As Europeans know all too well, American history is remarkably short. But money can buy almost anything, as the American Robber Barons proved.
New York houses an impressive medieval art collection – in its very own abbey. Better yet, it’s in a part of Manhattan that most tourists never see.
But the same ticket also gets you access to the spectacular medieval collection in Fort Tyron Park, Washington Heights/Inwood- Manhattan’s northernmost point. A bus runs between the two museums. The subway also arrives nearby.
Many of the so-called Robber Barons (the American industrialists who amassed their vast fortunes following the American Civil War) were often collectors of European art, and, fortunately for us, philanthropists. Many bought up not only medieval art, but medieval structures themselves.

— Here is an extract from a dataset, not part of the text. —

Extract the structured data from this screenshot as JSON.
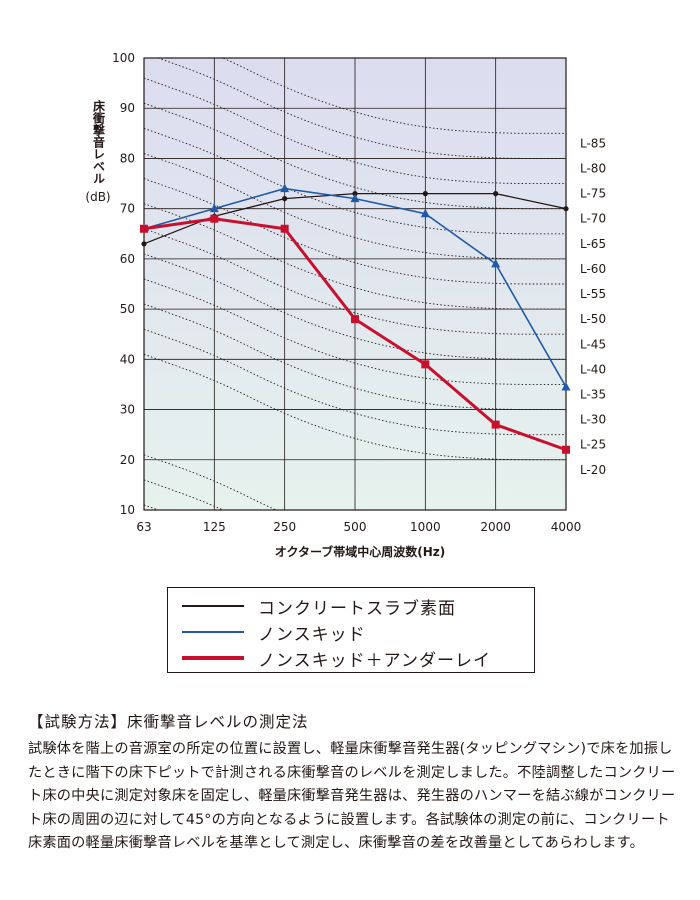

The Cloisters Museum is filled with real European cloisters – five in all, originally from France and northern Spain.
The cloisters were bought up by wealthy American collectors, shipped over to America, and reassembled at the Cloisters Museum (established on land donated by the Rockefeller family).
If you’re visiting in the summertime, you’ll also enjoy visiting the medieval garden – planted with medicinal herbs in use at the time.
Like the rest of the Met (if you can’t tell, I’m a proud member), the Museum has an excellent programme of guided tours and activities for children.
Don’t miss this unique museum on your next visit to (medieval) Manhattan.